3. Connecting to a public WiFi
Connecting to an unsecured WiFi can do more harm than good. One of the most common threats people are exposed to when connecting to a public WiFi is the 'Man in the middle attack,' where the third party interrupts the connection by posing as an actual participant. The hacker can steal the data in the transfer or send the malicious links to legitimate parties. A rule of thumb is to avoid public WiFi networks whenever possible because you can't know who (actually) set it up or who's monitoring it.
How users can secure their device
1. Use secure messaging and storage apps
Antivirusis not the only way to protect your phone. Moreover, iOS is exceptionally well designed to include various security apps depending on your security needs and preferences. If you want a better protected mobile device, start with securing your messages.

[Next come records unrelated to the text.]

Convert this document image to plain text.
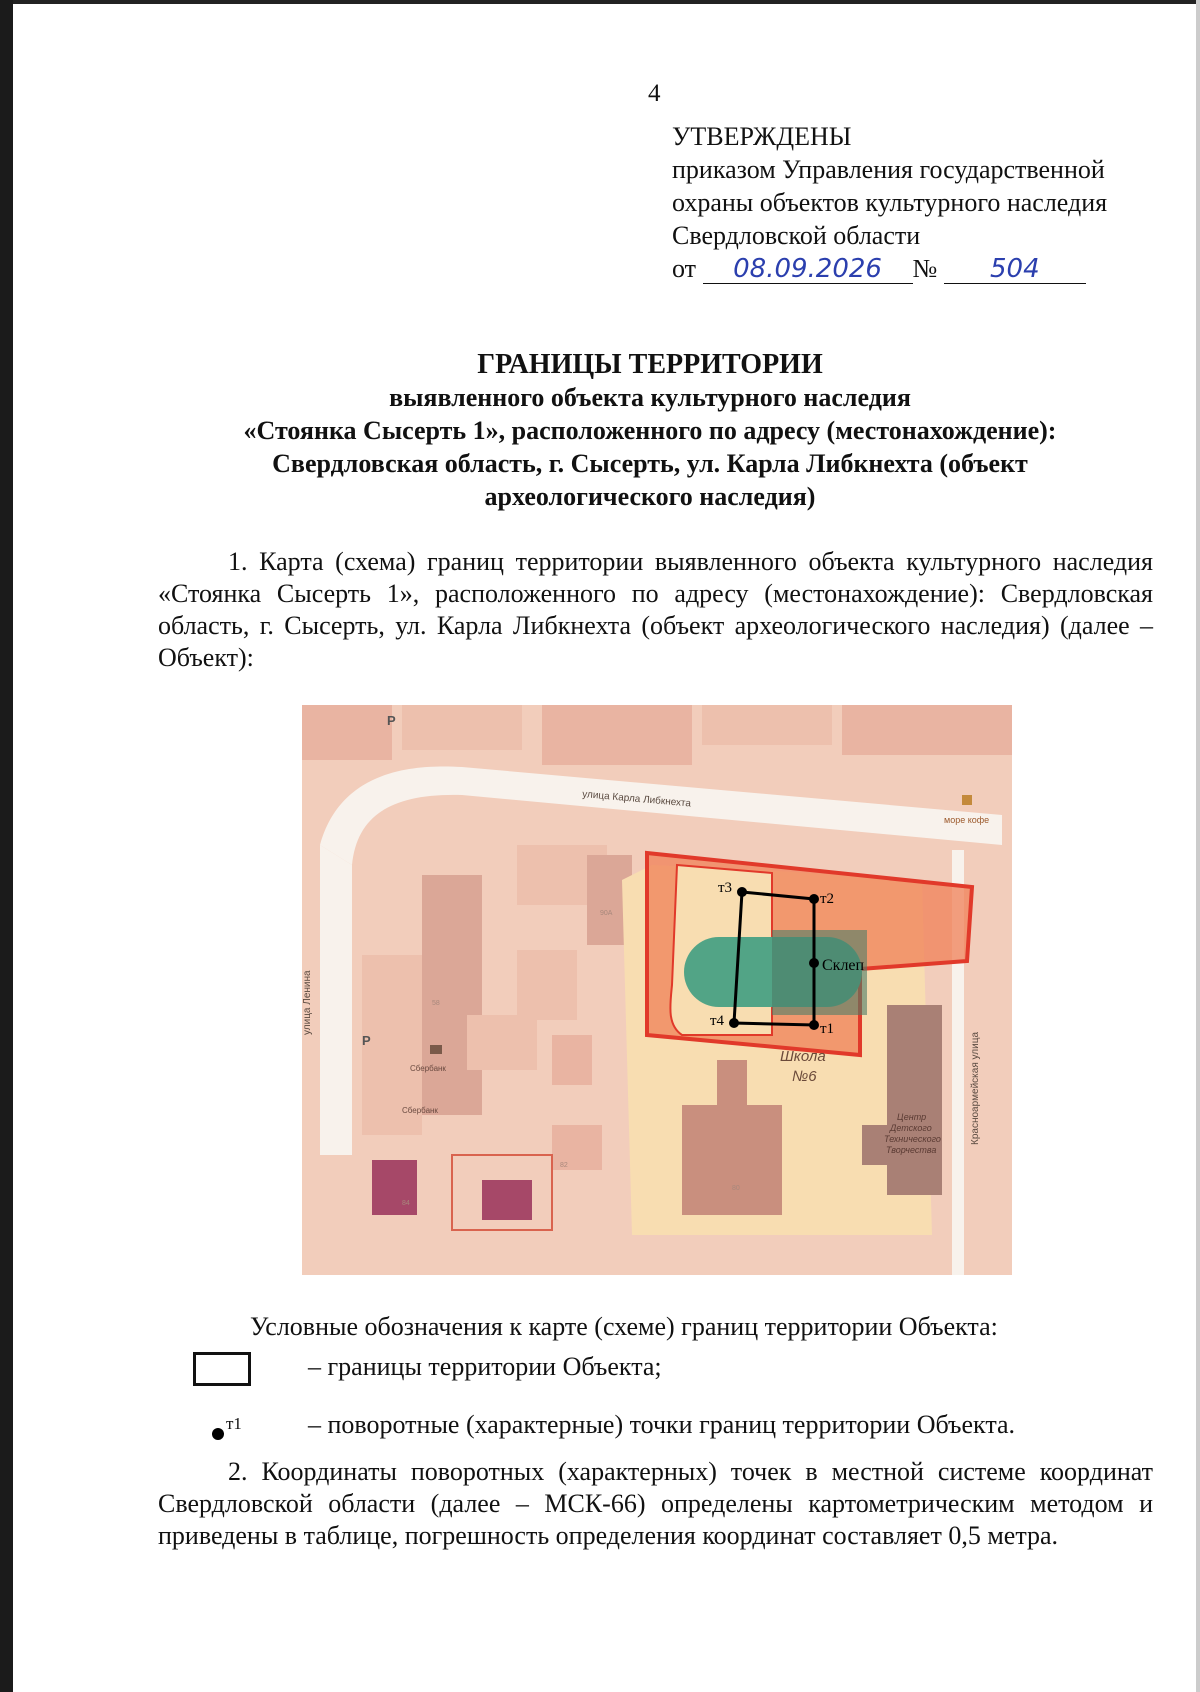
4
УТВЕРЖДЕНЫ
приказом Управления государственной
охраны объектов культурного наследия
Свердловской области
от 08.09.2026 № 504
ГРАНИЦЫ ТЕРРИТОРИИ
выявленного объекта культурного наследия
«Стоянка Сысерть 1», расположенного по адресу (местонахождение):
Свердловская область, г. Сысерть, ул. Карла Либкнехта (объект
археологического наследия)
1. Карта (схема) границ территории выявленного объекта культурного наследия «Стоянка Сысерть 1», расположенного по адресу (местонахождение): Свердловская область, г. Сысерть, ул. Карла Либкнехта (объект археологического наследия) (далее – Объект):
т2
т1
т3
т4
Склеп
Школа
№6
Центр
Детского
Технического
Творчества
улица Карла Либкнехта
улица Ленина
Красноармейская улица
P
P
море кофе
Сбербанк
Сбербанк
90А
58
82
84
80
Условные обозначения к карте (схеме) границ территории Объекта:
– границы территории Объекта;
т1	– поворотные (характерные) точки границ территории Объекта.
2. Координаты поворотных (характерных) точек в местной системе координат Свердловской области (далее – МСК-66) определены картометрическим методом и приведены в таблице, погрешность определения координат составляет 0,5 метра.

An excellent start is the Signal - a messenger app designed to encrypt all your conversations with other users. Also, Signal doesn't store your metadata - the only information they keep on their servers is the phone number you've used to register.

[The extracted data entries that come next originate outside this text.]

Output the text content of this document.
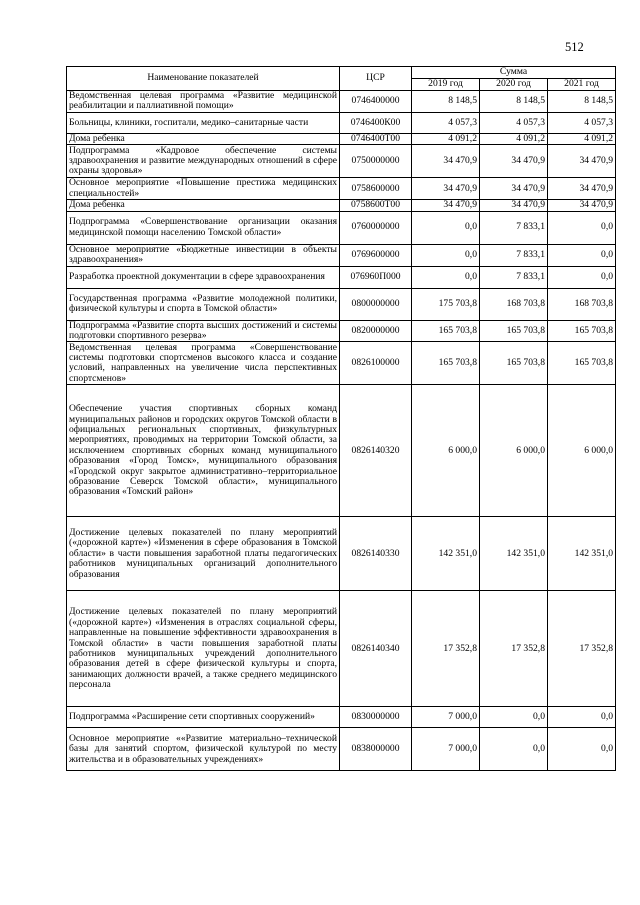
512
Наименование показателей	ЦСР	Сумма		
		2019 год	2020 год	2021 год
Ведомственная целевая программа «Развитие медицинской реабилитации и паллиативной помощи»	0746400000	8 148,5	8 148,5	8 148,5
Больницы, клиники, госпитали, медико–санитарные части	0746400К00	4 057,3	4 057,3	4 057,3
Дома ребенка	0746400Т00	4 091,2	4 091,2	4 091,2
Подпрограмма «Кадровое обеспечение системы здравоохранения и развитие международных отношений в сфере охраны здоровья»	0750000000	34 470,9	34 470,9	34 470,9
Основное мероприятие «Повышение престижа медицинских специальностей»	0758600000	34 470,9	34 470,9	34 470,9
Дома ребенка	0758600Т00	34 470,9	34 470,9	34 470,9
Подпрограмма «Совершенствование организации оказания медицинской помощи населению Томской области»	0760000000	0,0	7 833,1	0,0
Основное мероприятие «Бюджетные инвестиции в объекты здравоохранения»	0769600000	0,0	7 833,1	0,0
Разработка проектной документации в сфере здравоохранения	076960П000	0,0	7 833,1	0,0
Государственная программа «Развитие молодежной политики, физической культуры и спорта в Томской области»	0800000000	175 703,8	168 703,8	168 703,8
Подпрограмма «Развитие спорта высших достижений и системы подготовки спортивного резерва»	0820000000	165 703,8	165 703,8	165 703,8
Ведомственная целевая программа «Совершенствование системы подготовки спортсменов высокого класса и создание условий, направленных на увеличение числа перспективных спортсменов»	0826100000	165 703,8	165 703,8	165 703,8
Обеспечение участия спортивных сборных команд муниципальных районов и городских округов Томской области в официальных региональных спортивных, физкультурных мероприятиях, проводимых на территории Томской области, за исключением спортивных сборных команд муниципального образования «Город Томск», муниципального образования «Городской округ закрытое административно–территориальное образование Северск Томской области», муниципального образования «Томский район»	0826140320	6 000,0	6 000,0	6 000,0
Достижение целевых показателей по плану мероприятий («дорожной карте») «Изменения в сфере образования в Томской области» в части повышения заработной платы педагогических работников муниципальных организаций дополнительного образования	0826140330	142 351,0	142 351,0	142 351,0
Достижение целевых показателей по плану мероприятий («дорожной карте») «Изменения в отраслях социальной сферы, направленные на повышение эффективности здравоохранения в Томской области» в части повышения заработной платы работников муниципальных учреждений дополнительного образования детей в сфере физической культуры и спорта, занимающих должности врачей, а также среднего медицинского персонала	0826140340	17 352,8	17 352,8	17 352,8
Подпрограмма «Расширение сети спортивных сооружений»	0830000000	7 000,0	0,0	0,0
Основное мероприятие ««Развитие материально–технической базы для занятий спортом, физической культурой по месту жительства и в образовательных учреждениях»	0838000000	7 000,0	0,0	0,0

For those iPhone users who don't trust cloud services with their data, the Keeply app is an excellent storage option. It's a PIN-protected app that makes sure that all of your data stays on your device — a great place to store your photos and sensitive information like passwords.
2. Use a VPN
Even though cybercriminals will try to exploit every flaw in your security strategy, tech companies are doing a great job of staying two steps ahead in the game. Nevertheless, there's a limit on what they can do to protect your device. You should consider additional actions that will enhance security. A great start is to use an iPhone VPN. A VPN (Virtual Private Network) connects the device to a secure VPN server sheltering your traffic from possible intrusions. On top of that, a VPN is an excellent option if you want more privacy - you can browse the web and stay under the radar.
3. Adopt the 2FA
Two-factor authentication or 2FA is an added layer of protection for your device. Usually, it includes receiving an SMS with a code or a phone call.
To turn the 2FA authentication on your iPhone, you need to change the password and security settings in your Apple ID. Find the two-factor authenticationand turn it on. Furthermore, you'll have to add a phone number where you can receive a verification code. Ta-da! That's it. From now on, when you decide to log into your account, you'll have to enter your username and password, and then you'll have to enter the code that pops up on your screen.

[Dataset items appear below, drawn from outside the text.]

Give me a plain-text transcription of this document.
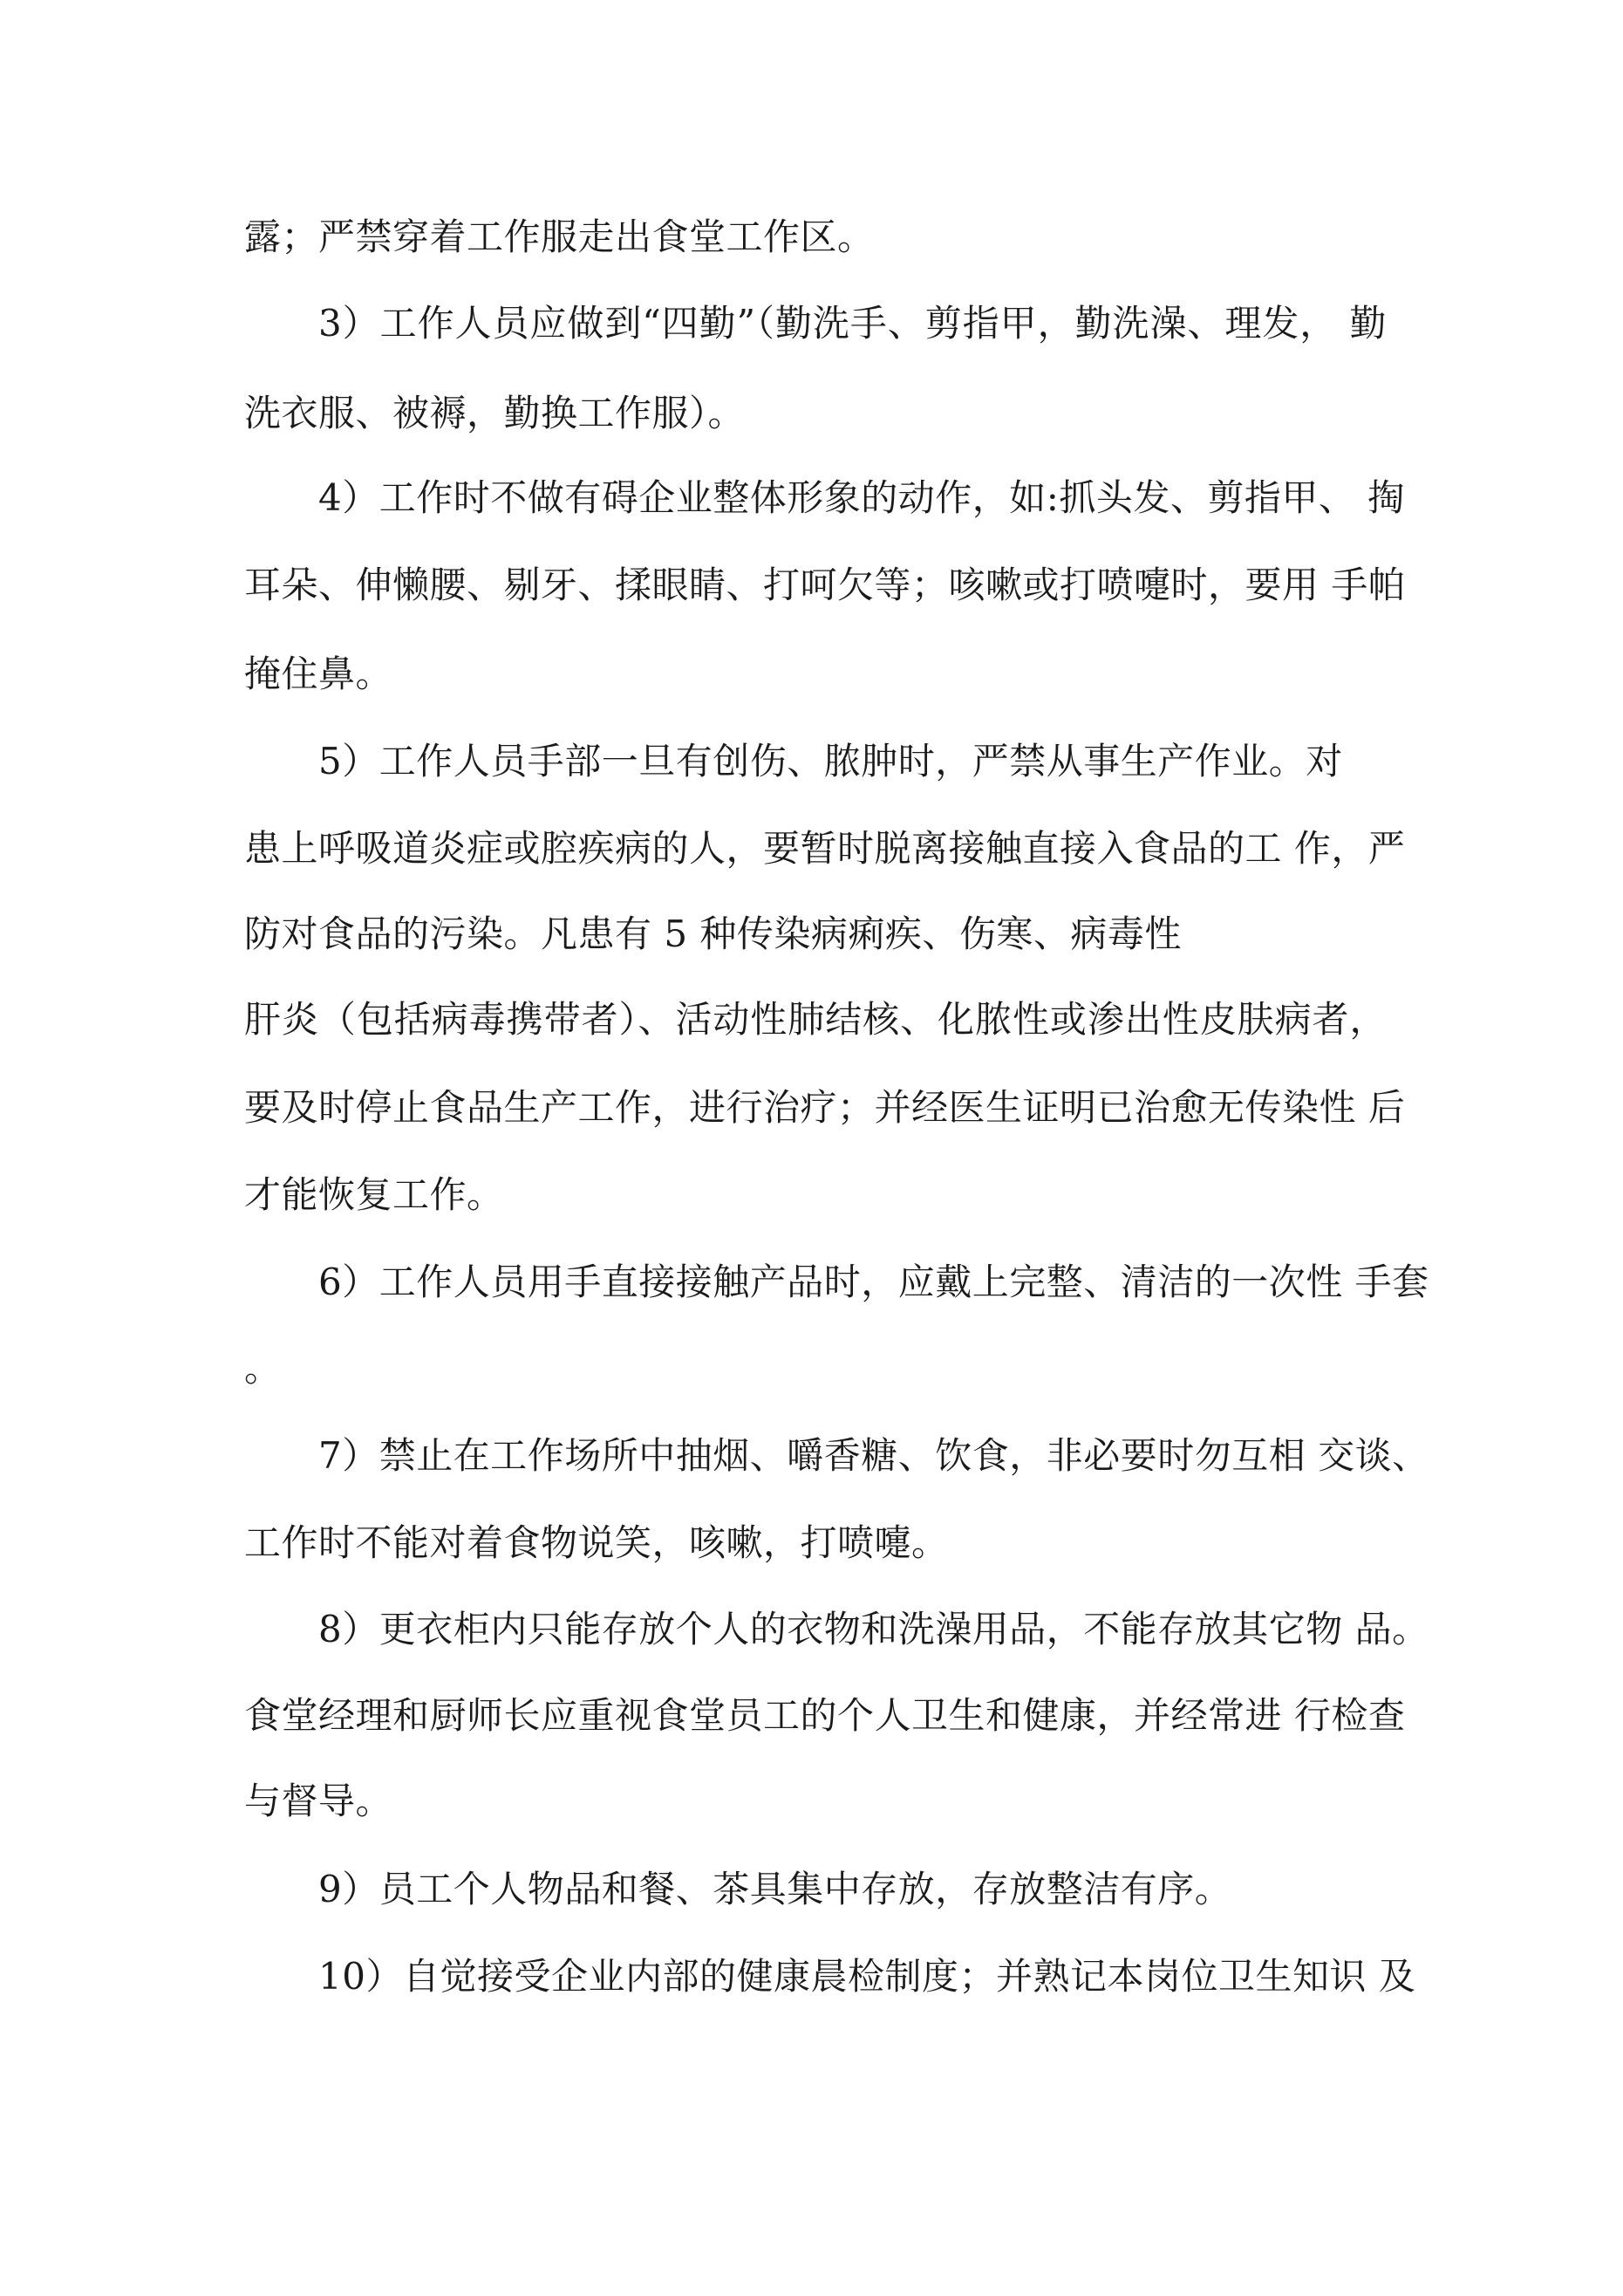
露；严禁穿着工作服走出食堂工作区。
3）工作人员应做到“四勤”（勤洗手、剪指甲，勤洗澡、理发， 勤
洗衣服、被褥，勤换工作服）。
4）工作时不做有碍企业整体形象的动作，如:抓头发、剪指甲、 掏
耳朵、伸懒腰、剔牙、揉眼睛、打呵欠等；咳嗽或打喷嚏时，要用 手帕
掩住鼻。
5）工作人员手部一旦有创伤、脓肿时，严禁从事生产作业。对
患上呼吸道炎症或腔疾病的人，要暂时脱离接触直接入食品的工 作，严
防对食品的污染。凡患有 5 种传染病痢疾、伤寒、病毒性
肝炎（包括病毒携带者）、活动性肺结核、化脓性或渗出性皮肤病者，
要及时停止食品生产工作，进行治疗；并经医生证明已治愈无传染性 后
才能恢复工作。
6）工作人员用手直接接触产品时，应戴上完整、清洁的一次性 手套
。
7）禁止在工作场所中抽烟、嚼香糖、饮食，非必要时勿互相 交谈、
工作时不能对着食物说笑，咳嗽，打喷嚏。
8）更衣柜内只能存放个人的衣物和洗澡用品，不能存放其它物 品。
食堂经理和厨师长应重视食堂员工的个人卫生和健康，并经常进 行检查
与督导。
9）员工个人物品和餐、茶具集中存放，存放整洁有序。
10）自觉接受企业内部的健康晨检制度；并熟记本岗位卫生知识 及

3. Utilize built-in security features
Incorporating biometrics into the authentication strategy brought the revolution into Apple's security game. In addition to a passcode, iPhone users can protect their devices with TouchID or FaceID. Locking a device with your face or fingerprint makes it much more secure and easier to use since no one besides you can access your iPhone. In addition to that, you can use this feature to authorize your transactions and payments.
Another excellent built-in security feature is Find my iPhone. It can be helpful if you lose your phone or if someone steals it. All you need to do is mark your device as 'lost' and lock it with a passcode. This way, your data will stay safe until you find your iPhone.
Apple is putting much thought into its protective mechanisms, and we're curious to see what's next. Make sure to check your Apple account and turn on all available security features that you've potentially missed.